Following two weeks of intense negotiations at United Nations headquarters in New York, delegates and civil society applauded progress towards a new treaty to help safeguard ocean life beyond national boundaries.  The objective of this new treaty is to galvanize cooperation to preserve the health, resilience and productivity of marine species and ecosystems in the two-thirds of the ocean that is beyond national jurisdiction. Threats range from overfishing, bycatch, habitat destruction and chemical, noise and plastic pollution to ocean warming, declining oxygen, and acidification. The traditional fragmented nature of ocean governance, where activities are managed by separate organizations for fishing, shipping and seabed mining, has hampered progress in managing multiple stressors in the remote ocean.

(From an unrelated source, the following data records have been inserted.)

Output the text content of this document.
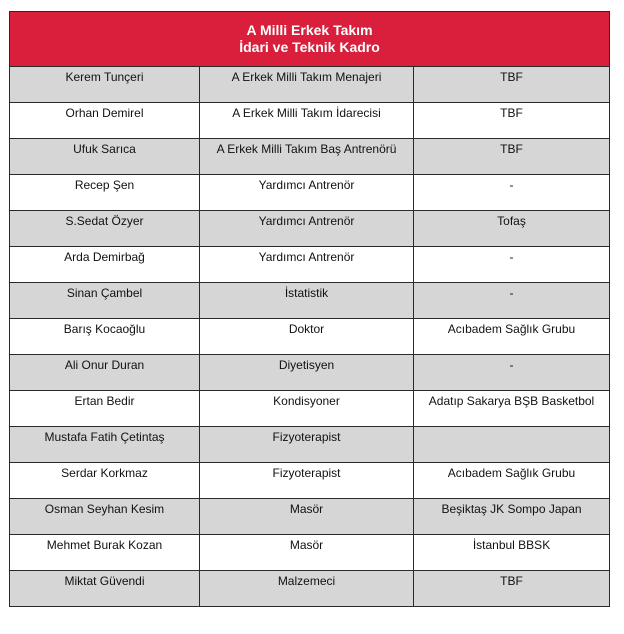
A Milli Erkek Takım
İdari ve Teknik Kadro		

Kerem Tunçeri	A Erkek Milli Takım Menajeri	TBF
Orhan Demirel	A Erkek Milli Takım İdarecisi	TBF
Ufuk Sarıca	A Erkek Milli Takım Baş Antrenörü	TBF
Recep Şen	Yardımcı Antrenör	-
S.Sedat Özyer	Yardımcı Antrenör	Tofaş
Arda Demirbağ	Yardımcı Antrenör	-
Sinan Çambel	İstatistik	-
Barış Kocaoğlu	Doktor	Acıbadem Sağlık Grubu
Ali Onur Duran	Diyetisyen	-
Ertan Bedir	Kondisyoner	Adatıp Sakarya BŞB Basketbol
Mustafa Fatih Çetintaş	Fizyoterapist	
Serdar Korkmaz	Fizyoterapist	Acıbadem Sağlık Grubu
Osman Seyhan Kesim	Masör	Beşiktaş JK Sompo Japan
Mehmet Burak Kozan	Masör	İstanbul BBSK
Miktat Güvendi	Malzemeci	TBF
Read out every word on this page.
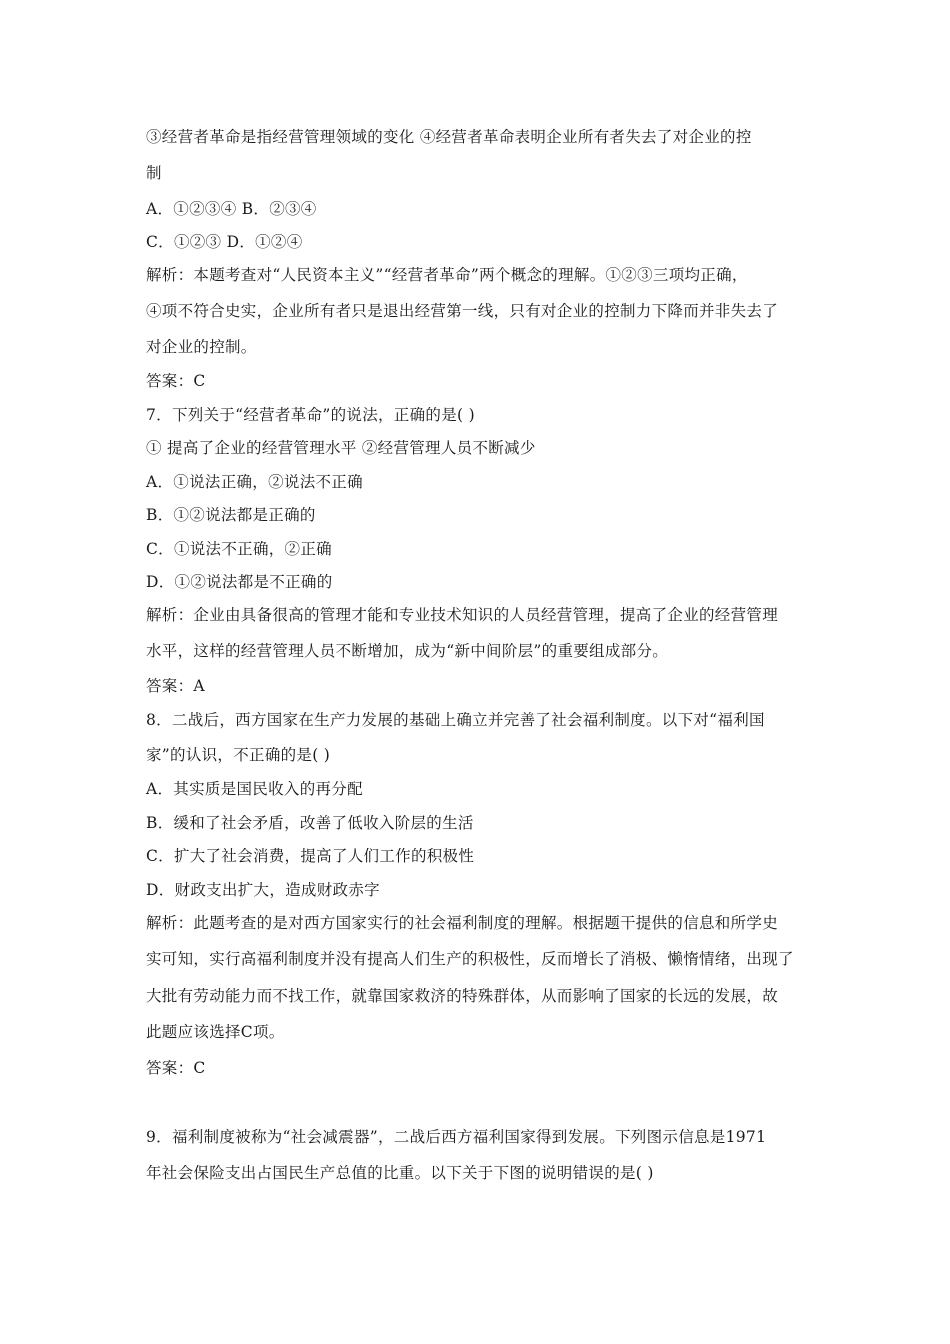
③经营者革命是指经营管理领域的变化 ④经营者革命表明企业所有者失去了对企业的控
制
A．①②③④ B．②③④
C．①②③ D．①②④
解析：本题考查对“人民资本主义”“经营者革命”两个概念的理解。①②③三项均正确，
④项不符合史实，企业所有者只是退出经营第一线，只有对企业的控制力下降而并非失去了
对企业的控制。
答案：C
7．下列关于“经营者革命”的说法，正确的是( )
① 提高了企业的经营管理水平 ②经营管理人员不断减少
A．①说法正确，②说法不正确
B．①②说法都是正确的
C．①说法不正确，②正确
D．①②说法都是不正确的
解析：企业由具备很高的管理才能和专业技术知识的人员经营管理，提高了企业的经营管理
水平，这样的经营管理人员不断增加，成为“新中间阶层”的重要组成部分。
答案：A
8．二战后，西方国家在生产力发展的基础上确立并完善了社会福利制度。以下对“福利国
家”的认识，不正确的是( )
A．其实质是国民收入的再分配
B．缓和了社会矛盾，改善了低收入阶层的生活
C．扩大了社会消费，提高了人们工作的积极性
D．财政支出扩大，造成财政赤字
解析：此题考查的是对西方国家实行的社会福利制度的理解。根据题干提供的信息和所学史
实可知，实行高福利制度并没有提高人们生产的积极性，反而增长了消极、懒惰情绪，出现了
大批有劳动能力而不找工作，就靠国家救济的特殊群体，从而影响了国家的长远的发展，故
此题应该选择C项。
答案：C
9．福利制度被称为“社会减震器”，二战后西方福利国家得到发展。下列图示信息是1971
年社会保险支出占国民生产总值的比重。以下关于下图的说明错误的是( )
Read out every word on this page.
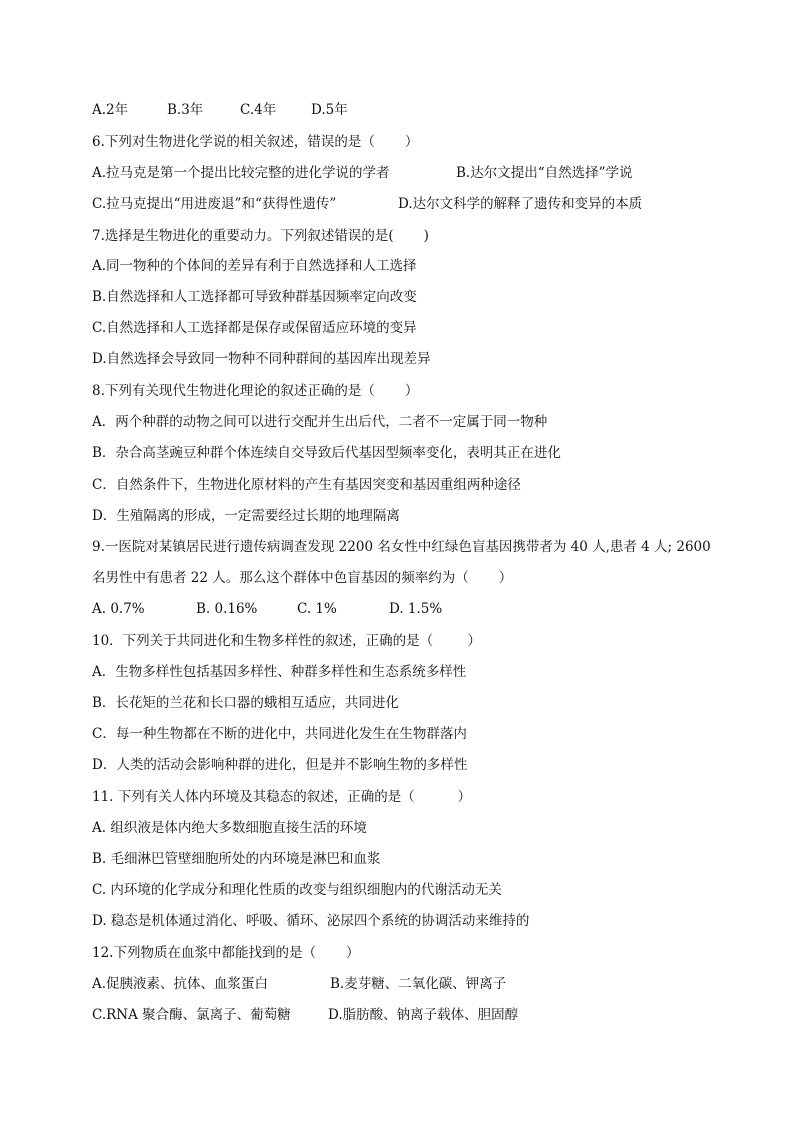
A.2年

	B.3年

	C.4年

	D.5年

6.下列对生物进化学说的相关叙述，错误的是（       ）

A.拉马克是第一个提出比较完整的进化学说的学者

	B.达尔文提出“自然选择”学说

C.拉马克提出“用进废退”和“获得性遗传”

	D.达尔文科学的解释了遗传和变异的本质

7.选择是生物进化的重要动力。下列叙述错误的是(       )
A.同一物种的个体间的差异有利于自然选择和人工选择
B.自然选择和人工选择都可导致种群基因频率定向改变
C.自然选择和人工选择都是保存或保留适应环境的变异
D.自然选择会导致同一物种不同种群间的基因库出现差异
8.下列有关现代生物进化理论的叙述正确的是（       ）
A．两个种群的动物之间可以进行交配并生出后代，二者不一定属于同一物种
B．杂合高茎豌豆种群个体连续自交导致后代基因型频率变化，表明其正在进化
C．自然条件下，生物进化原材料的产生有基因突变和基因重组两种途径
D．生殖隔离的形成，一定需要经过长期的地理隔离
9.一医院对某镇居民进行遗传病调查发现 2200 名女性中红绿色盲基因携带者为 40 人,患者 4 人; 2600
名男性中有患者 22 人。那么这个群体中色盲基因的频率约为（       ）

A. 0.7%

	B. 0.16%

	C. 1%

	D. 1.5%

10．下列关于共同进化和生物多样性的叙述，正确的是（        ）
A．生物多样性包括基因多样性、种群多样性和生态系统多样性
B．长花矩的兰花和长口器的蛾相互适应，共同进化
C．每一种生物都在不断的进化中，共同进化发生在生物群落内
D．人类的活动会影响种群的进化，但是并不影响生物的多样性
11. 下列有关人体内环境及其稳态的叙述，正确的是（          ）
A. 组织液是体内绝大多数细胞直接生活的环境
B. 毛细淋巴管壁细胞所处的内环境是淋巴和血浆
C. 内环境的化学成分和理化性质的改变与组织细胞内的代谢活动无关
D. 稳态是机体通过消化、呼吸、循环、泌尿四个系统的协调活动来维持的
12.下列物质在血浆中都能找到的是（       ）

A.促胰液素、抗体、血浆蛋白

	B.麦芽糖、二氧化碳、钾离子

C.RNA 聚合酶、氯离子、葡萄糖

	D.脂肪酸、钠离子载体、胆固醇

 Although this was the third Intergovernmental Conference (IGC), this late August meeting (19-29 August) was the first time the IGC was presented with actual treaty text for States to negotiate. The draft text prepared by the IGC President Rena Lee with the UN Division for Ocean Affairs and the Law of the Sea provided fertile grounds for States, scientists and civil society to advance on principles, procedures and objectives for environmental impact assessments, marine protected areas and other area-based management tools.  Delegates also debated mechanisms for sharing the benefits of marine genetic resources, ensuring sufficient resources to implement the emerging agreement as well as other obligations for capacity building and transfer of technology under the 1982 UN Convention on the Law of the Sea.

Though significant progress was made, wide differences remain. There is much work to be done in the five months before the fourth and hopefully final IGC. With partners, IUCN is already arranging meetings to search for common ground on area-based management measures and marine genetic resources and participating in a host of other intersessional meetings.

IUCN was well represented by a six-member delegation with expertise spanning international environmental law, marine protected areas, environmental assessment processes, marine scientific research and marine genetic resources.  IUCN’s closing words at the IGC3 reminded delegates that “As we focus on getting the details right, we cannot lose sight of the big picture: we need an ambitious, well-resourced, and future-proofed agreement. We cannot simply echo the obligations that already exist -- we need to build something strong, flexible and effective to save our marine biodiversity and ourselves.